Investigation of Internal Frost Damage in Concrete with Thermodynamic Analysis, Microdamage Modeling, and Time-Domain Reflectometry Sensor Measurements

This study investigates the internal-frost damage due to ice-crystallization pressure in the concrete pore system. The methodology integrates thermodynamic analysis and a microdamage model as well as a unique time-domain reflectometry (TDR) sensor. The crystallization pressure in the microscale pore system of concrete at subcooling temperatures was calculated based upon thermodynamic analysis. An extended finite-element method (XFEM) was applied to simulate the fracture development induced by internal frost, with the estimated internal crystallization pressure as the input.
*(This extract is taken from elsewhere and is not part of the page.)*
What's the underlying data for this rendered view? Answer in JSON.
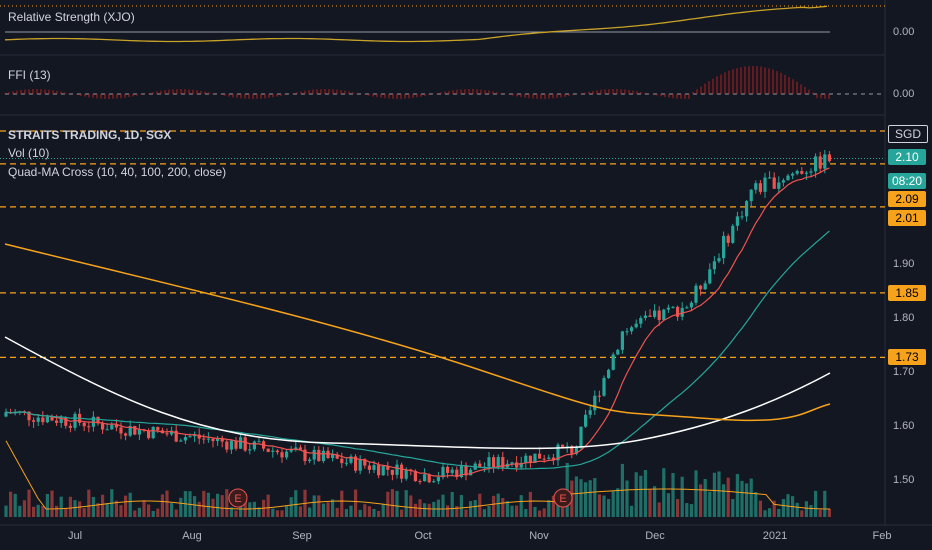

The XFEM fracture simulation was conducted on a digitized concrete sample obtained with imaging processing and ellipse-fitting techniques. The simulated crack development under the crystallization pressure was found to match the observed fracture patterns of the tested single-edge notched specimen. The XFEM simulation results were verified by the open-mode fracture behavior in both middle-notched single-edge notched beam bending test and freezing-damage tests. Furthermore, the crystallization-pressure analysis and freezing-damage simulation were conducted to demonstrate the freezing-damage process using cement samples with idealized pore structures. To provide direct estimation of the crystallization pressure, an innovative TDR tube sensor was developed to nondestructively monitor the extent of freezing in concrete specimens. The results show that this new sensor provides noninvasive measurement of freezing degree, which can be used to directly estimate the internal crystallization pressure for XFEM analyses. A volume-based damage criterion was also proposed based on the new TDR sensor. This work established a framework to integrate sensor and simulations to holistically predict the internal-frost damage process in concrete specimens.